The Gold Report: James, you took a leave of absence, so to speak, from the gold space, opting instead to focus more heavily on the oil and gas market. While you're still in oil and gas, you've come back to the mining space. Why are you returning to the gold and silver business now?
James West: There's been an overreaction. Some valuations are so beaten up that they defy all logic. The companies that I'm interested in have the following characteristics: They are in production or are going into production within 12 months; they have cash costs well below $1,000 an ounce ($1,000/oz), but preferably $900/oz or lower; they have a solid management team that is able to access capital on good terms; they still have a strong share structure; and they operate in a safe jurisdiction.
I wouldn't say that I am prepared to proclaim that the worst is over and it's time to go all-in on gold and silver stocks. There are still a lot of risks out there.
TGR: What sources of information are you using to inform your investment decisions?

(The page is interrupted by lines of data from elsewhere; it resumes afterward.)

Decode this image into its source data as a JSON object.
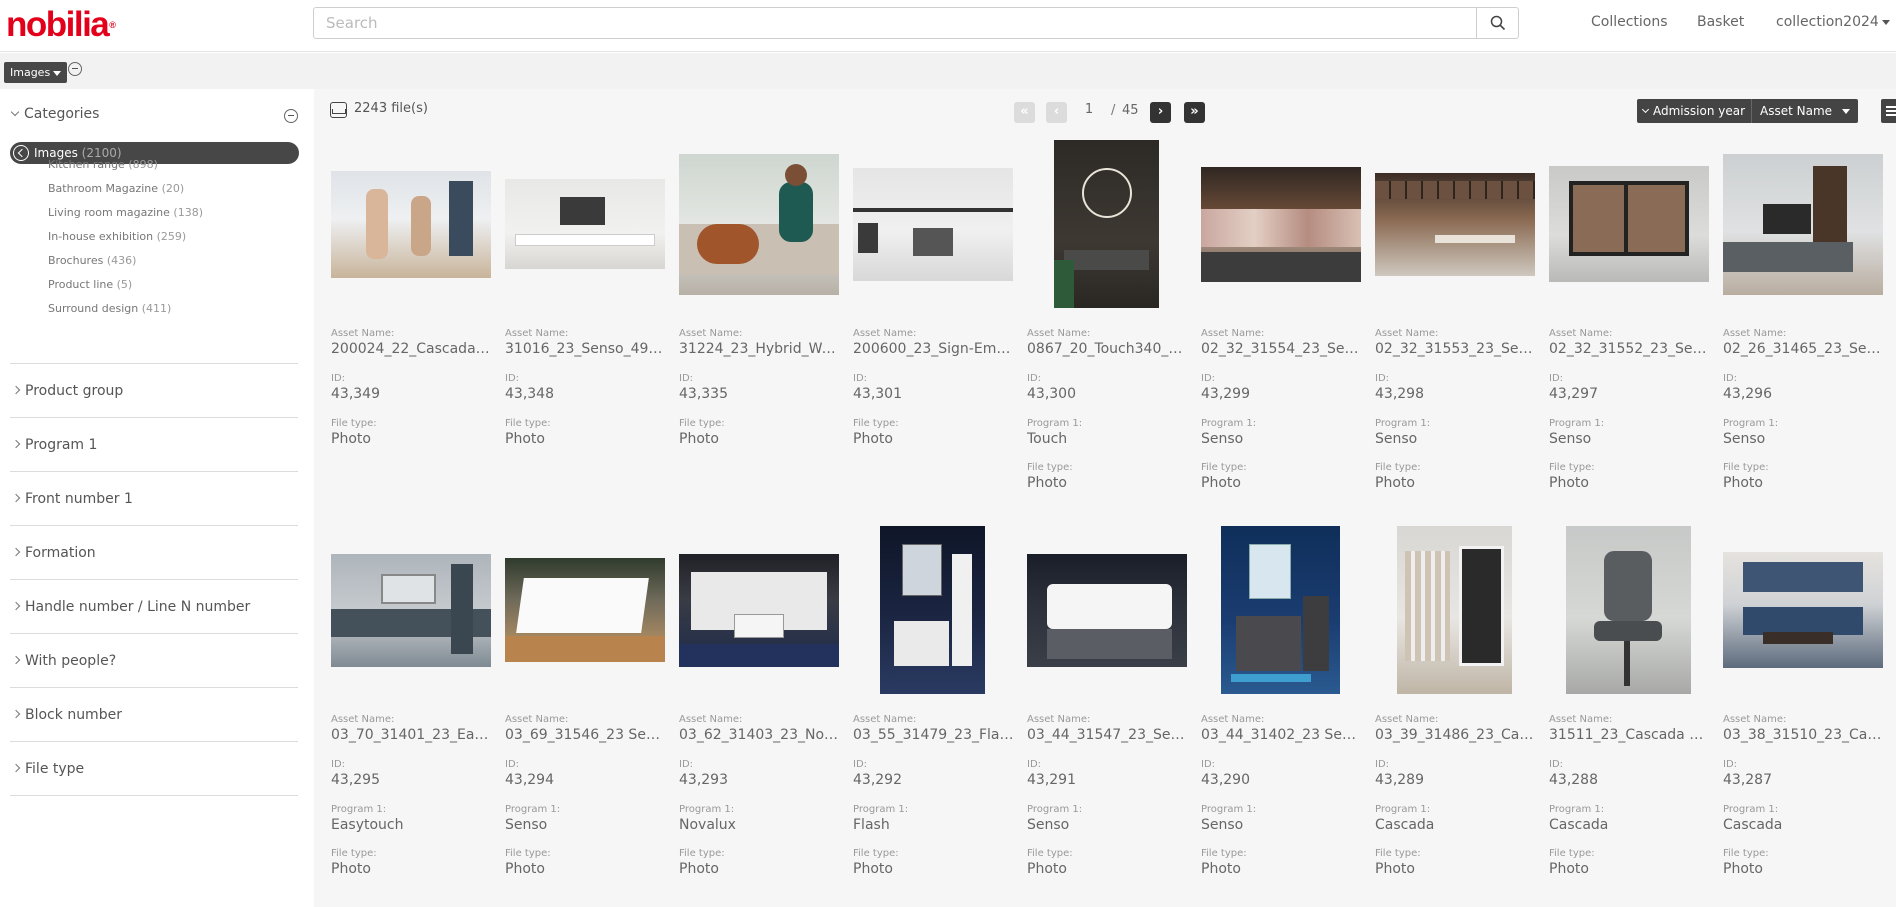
{
  "header": {
    "logo": "nobilia",
    "search_placeholder": "Search",
    "nav": {
      "collections": "Collections",
      "basket": "Basket",
      "collection": "collection2024"
    }
  },
  "subbar": {
    "images_button": "Images"
  },
  "sidebar": {
    "categories_title": "Categories",
    "active": {
      "label": "Images",
      "count": "(2100)"
    },
    "subcategories": [
      {
        "label": "Kitchen range",
        "count": "(898)"
      },
      {
        "label": "Bathroom Magazine",
        "count": "(20)"
      },
      {
        "label": "Living room magazine",
        "count": "(138)"
      },
      {
        "label": "In-house exhibition",
        "count": "(259)"
      },
      {
        "label": "Brochures",
        "count": "(436)"
      },
      {
        "label": "Product line",
        "count": "(5)"
      },
      {
        "label": "Surround design",
        "count": "(411)"
      }
    ],
    "facets": [
      "Product group",
      "Program 1",
      "Front number 1",
      "Formation",
      "Handle number / Line N number",
      "With people?",
      "Block number",
      "File type"
    ]
  },
  "toolbar": {
    "files_count": "2243 file(s)",
    "page_current": "1",
    "page_separator": "/",
    "page_total": "45",
    "sort_admission": "Admission year",
    "sort_name": "Asset Name",
    "view_label": "M",
    "first_icon": "«",
    "prev_icon": "‹",
    "next_icon": "›",
    "last_icon": "»"
  },
  "labels": {
    "asset_name": "Asset Name:",
    "id": "ID:",
    "program": "Program 1:",
    "file_type": "File type:"
  },
  "assets": [
    {
      "name": "200024_22_Cascada_7...",
      "id": "43,349",
      "program": "",
      "file_type": "Photo"
    },
    {
      "name": "31016_23_Senso_490_...",
      "id": "43,348",
      "program": "",
      "file_type": "Photo"
    },
    {
      "name": "31224_23_Hybrid_Woh...",
      "id": "43,335",
      "program": "",
      "file_type": "Photo"
    },
    {
      "name": "200600_23_Sign-Emoti...",
      "id": "43,301",
      "program": "",
      "file_type": "Photo"
    },
    {
      "name": "0867_20_Touch340_R1...",
      "id": "43,300",
      "program": "Touch",
      "file_type": "Photo"
    },
    {
      "name": "02_32_31554_23_Sens...",
      "id": "43,299",
      "program": "Senso",
      "file_type": "Photo"
    },
    {
      "name": "02_32_31553_23_Sens...",
      "id": "43,298",
      "program": "Senso",
      "file_type": "Photo"
    },
    {
      "name": "02_32_31552_23_Sens...",
      "id": "43,297",
      "program": "Senso",
      "file_type": "Photo"
    },
    {
      "name": "02_26_31465_23_Sens...",
      "id": "43,296",
      "program": "Senso",
      "file_type": "Photo"
    },
    {
      "name": "03_70_31401_23_Easyt...",
      "id": "43,295",
      "program": "Easytouch",
      "file_type": "Photo"
    },
    {
      "name": "03_69_31546_23 Sens...",
      "id": "43,294",
      "program": "Senso",
      "file_type": "Photo"
    },
    {
      "name": "03_62_31403_23_Nova...",
      "id": "43,293",
      "program": "Novalux",
      "file_type": "Photo"
    },
    {
      "name": "03_55_31479_23_Flash...",
      "id": "43,292",
      "program": "Flash",
      "file_type": "Photo"
    },
    {
      "name": "03_44_31547_23_Sens...",
      "id": "43,291",
      "program": "Senso",
      "file_type": "Photo"
    },
    {
      "name": "03_44_31402_23 Sens...",
      "id": "43,290",
      "program": "Senso",
      "file_type": "Photo"
    },
    {
      "name": "03_39_31486_23_Casc...",
      "id": "43,289",
      "program": "Cascada",
      "file_type": "Photo"
    },
    {
      "name": "31511_23_Cascada 77...",
      "id": "43,288",
      "program": "Cascada",
      "file_type": "Photo"
    },
    {
      "name": "03_38_31510_23_Casc...",
      "id": "43,287",
      "program": "Cascada",
      "file_type": "Photo"
    }
  ]
}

JW: My ideas emanate from monitoring press releases and volume spikes, and obviously I follow successful management teams. I get attracted to companies that are suddenly active or trading at volumes outside of their norms. If a company intrigues me, I will research its share structure, insider ownership and cross-reference board members with other deals that they've been involved with to ascertain a track record.
Generally, if there's slowly building volume over time without any news, that's an indication that people who are involved with a project or peripheral to the company are aware of some aspect of the project that has not yet been made public and are starting to accumulate shares.

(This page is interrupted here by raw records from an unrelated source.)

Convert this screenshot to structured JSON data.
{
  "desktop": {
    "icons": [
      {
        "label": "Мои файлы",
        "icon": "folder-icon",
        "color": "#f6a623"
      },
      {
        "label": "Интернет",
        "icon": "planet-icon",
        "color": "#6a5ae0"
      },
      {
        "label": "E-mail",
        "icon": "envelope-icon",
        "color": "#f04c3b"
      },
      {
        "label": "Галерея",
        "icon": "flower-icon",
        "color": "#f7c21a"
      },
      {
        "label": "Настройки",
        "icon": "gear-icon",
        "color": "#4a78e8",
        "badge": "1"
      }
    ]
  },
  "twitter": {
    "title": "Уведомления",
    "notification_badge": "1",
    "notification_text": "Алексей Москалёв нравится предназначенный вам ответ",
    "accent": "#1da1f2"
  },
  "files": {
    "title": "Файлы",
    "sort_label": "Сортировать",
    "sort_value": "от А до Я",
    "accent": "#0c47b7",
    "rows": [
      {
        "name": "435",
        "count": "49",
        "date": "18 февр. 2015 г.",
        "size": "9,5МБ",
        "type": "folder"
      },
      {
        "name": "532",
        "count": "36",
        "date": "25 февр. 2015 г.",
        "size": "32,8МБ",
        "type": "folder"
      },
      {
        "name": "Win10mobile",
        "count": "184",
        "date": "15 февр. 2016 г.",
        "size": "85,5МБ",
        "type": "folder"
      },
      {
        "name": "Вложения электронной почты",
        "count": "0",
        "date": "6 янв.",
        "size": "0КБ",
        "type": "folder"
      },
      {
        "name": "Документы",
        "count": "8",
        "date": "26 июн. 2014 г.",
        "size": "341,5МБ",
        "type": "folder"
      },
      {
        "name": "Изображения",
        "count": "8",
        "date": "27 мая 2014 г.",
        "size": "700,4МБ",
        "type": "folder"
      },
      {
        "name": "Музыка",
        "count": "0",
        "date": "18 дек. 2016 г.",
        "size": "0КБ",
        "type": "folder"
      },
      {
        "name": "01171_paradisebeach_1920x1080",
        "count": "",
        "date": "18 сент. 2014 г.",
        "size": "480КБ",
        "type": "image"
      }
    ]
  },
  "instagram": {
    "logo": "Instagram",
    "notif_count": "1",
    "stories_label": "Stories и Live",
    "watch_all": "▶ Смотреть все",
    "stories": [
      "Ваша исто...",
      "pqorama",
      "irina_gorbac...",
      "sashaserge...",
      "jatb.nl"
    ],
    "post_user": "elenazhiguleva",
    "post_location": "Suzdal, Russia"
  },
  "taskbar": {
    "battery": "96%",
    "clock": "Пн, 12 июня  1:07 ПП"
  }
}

TGR: Tell us about some gold and silver equities you're following, James.
JW: The one that shocks me the most is Colossus Minerals Inc. (CSI:TSX; COLUF:OTCQX). Colossus is near and dear to my heart because I was the first newsletter writer to cover the company in 2008 when it listed. It was one of my first research successes. It traded as high as $10/share at one point.
To see it below $0.50/share is shocking considering that not that much has changed since I first started covering it, except it now knows that it's onto one of the highest-grade platinum/palladium/gold deposits ever discovered and it started production. Even if gold went down to $800/oz, this is a project that would still be very economically viable.

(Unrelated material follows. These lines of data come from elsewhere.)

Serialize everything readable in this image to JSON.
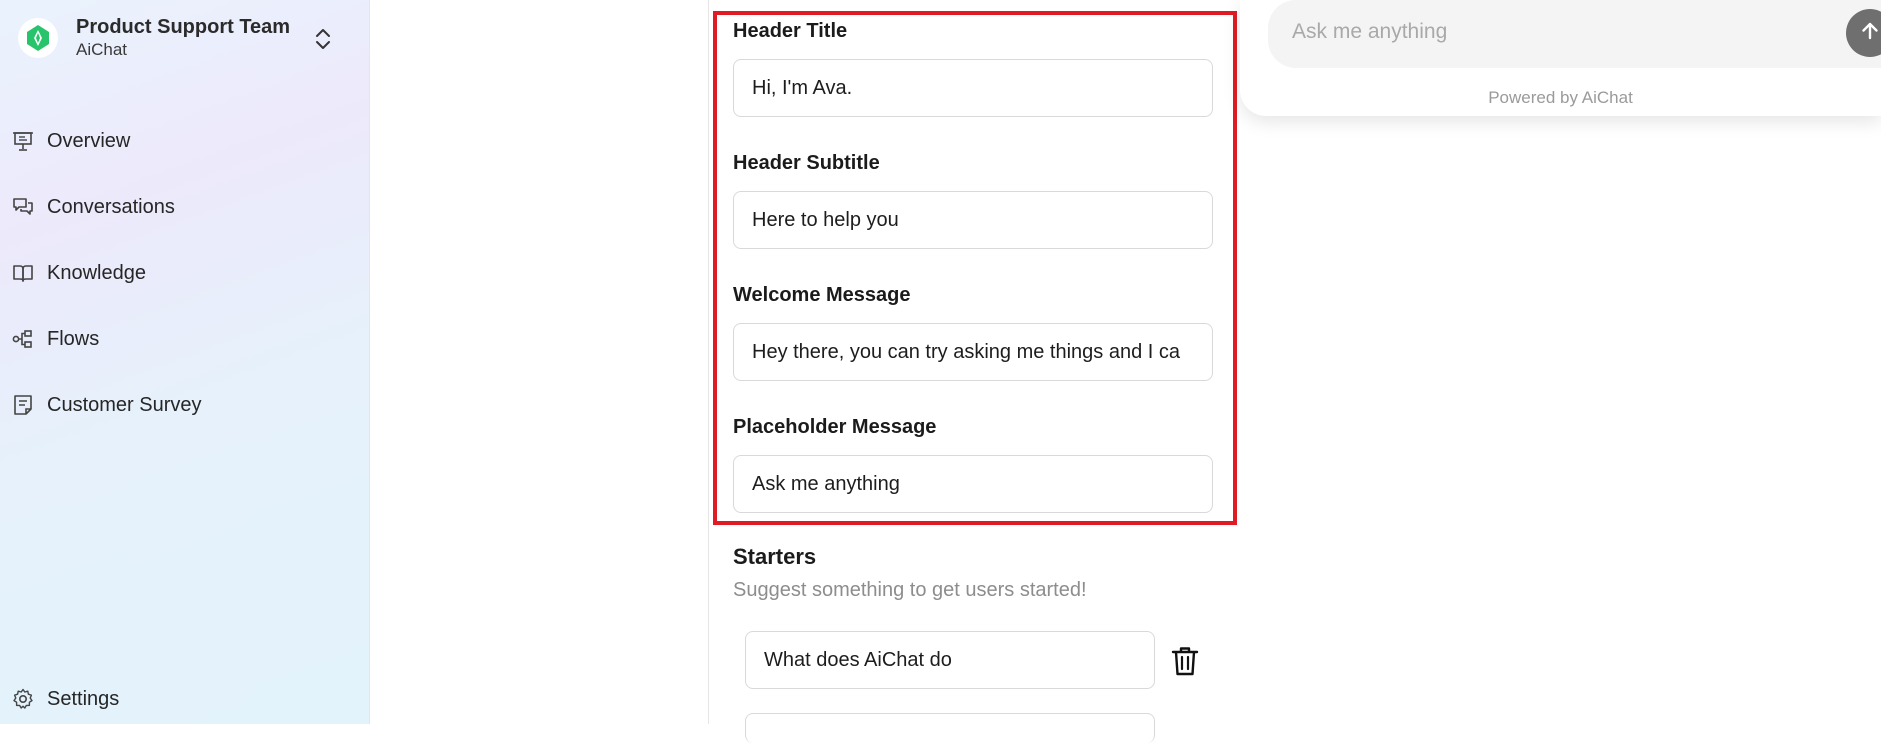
{
  "team": {
    "name": "Product Support Team",
    "app": "AiChat"
  },
  "nav": {
    "items": [
      {
        "label": "Overview",
        "icon": "presentation-icon"
      },
      {
        "label": "Conversations",
        "icon": "chat-bubbles-icon"
      },
      {
        "label": "Knowledge",
        "icon": "book-icon"
      },
      {
        "label": "Flows",
        "icon": "flow-icon"
      },
      {
        "label": "Customer Survey",
        "icon": "survey-icon"
      }
    ],
    "settings": {
      "label": "Settings",
      "icon": "gear-icon"
    }
  },
  "form": {
    "header_title": {
      "label": "Header Title",
      "value": "Hi, I'm Ava."
    },
    "header_subtitle": {
      "label": "Header Subtitle",
      "value": "Here to help you"
    },
    "welcome_message": {
      "label": "Welcome Message",
      "value": "Hey there, you can try asking me things and I ca"
    },
    "placeholder_message": {
      "label": "Placeholder Message",
      "value": "Ask me anything"
    }
  },
  "starters": {
    "title": "Starters",
    "subtitle": "Suggest something to get users started!",
    "items": [
      "What does AiChat do"
    ]
  },
  "preview": {
    "placeholder": "Ask me anything",
    "powered_by": "Powered by AiChat"
  },
  "colors": {
    "highlight": "#e01b24",
    "logo_green": "#2ecc71",
    "send_button": "#6f6f6f"
  }
}
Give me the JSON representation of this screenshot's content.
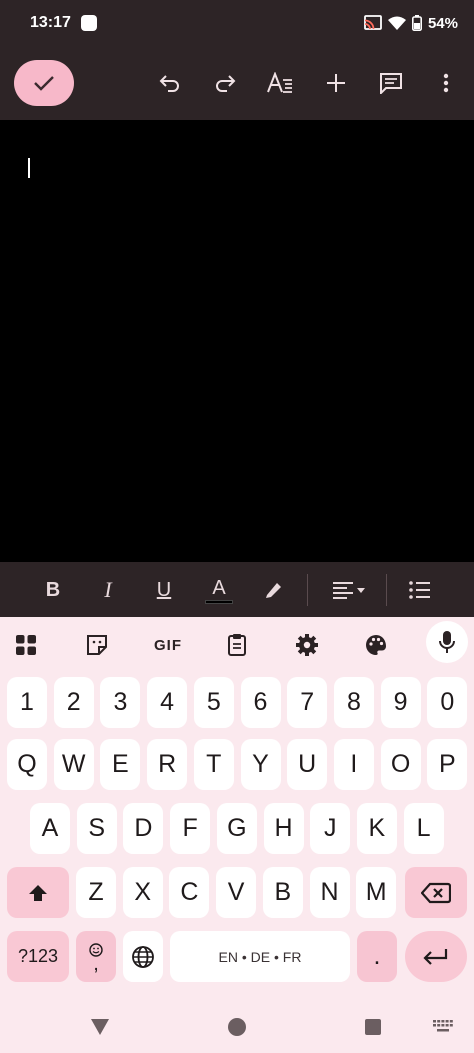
{
  "status_bar": {
    "time": "13:17",
    "battery": "54%"
  },
  "toolbar": {
    "icons": [
      "check-icon",
      "undo-icon",
      "redo-icon",
      "text-format-icon",
      "plus-icon",
      "comment-icon",
      "more-vertical-icon"
    ]
  },
  "format_bar": {
    "bold": "B",
    "italic": "I",
    "underline": "U",
    "text_color": "A"
  },
  "keyboard_toolbar": {
    "gif": "GIF"
  },
  "keyboard": {
    "row_numbers": [
      "1",
      "2",
      "3",
      "4",
      "5",
      "6",
      "7",
      "8",
      "9",
      "0"
    ],
    "row_top": [
      "Q",
      "W",
      "E",
      "R",
      "T",
      "Y",
      "U",
      "I",
      "O",
      "P"
    ],
    "row_home": [
      "A",
      "S",
      "D",
      "F",
      "G",
      "H",
      "J",
      "K",
      "L"
    ],
    "row_bottom": [
      "Z",
      "X",
      "C",
      "V",
      "B",
      "N",
      "M"
    ],
    "symbols_key": "?123",
    "emoji_comma": ",",
    "space_label": "EN • DE • FR",
    "period": "."
  },
  "colors": {
    "accent_pink": "#f7b8c9",
    "toolbar_bg": "#2d2426",
    "editor_bg": "#000000",
    "keyboard_bg": "#fbe9ee"
  }
}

TGR: Any other shocking valuations?
JW: Klondex Mines Ltd. (KDX:TSX; KLNDF:OTCBB). Here's a company that has very high-grade material in Nevada. It's very advanced. The share price has been appreciating steadily since April from sub-$1 to the $1.55/share range. It is bulk sampling and on track to go into production. It just released a technical report on the Fire Creek project. The news just keeps getting better and better. It's a safe investment for a gold mining company. And now with the definitive agreement with Newmont Mining Corp. (NEM:NYSE), investors' patience is being rewarded.
TGR: President and CEO Paul Huet seems to be a driven individual.
JW: I've spoken to him at length on the phone. He was very forceful in his conviction about what was going to happen with the mill under his management. What he said was going to happen is exactly what happened. He made it very clear that he put his own money into this project and that he joined the company because he believed in it.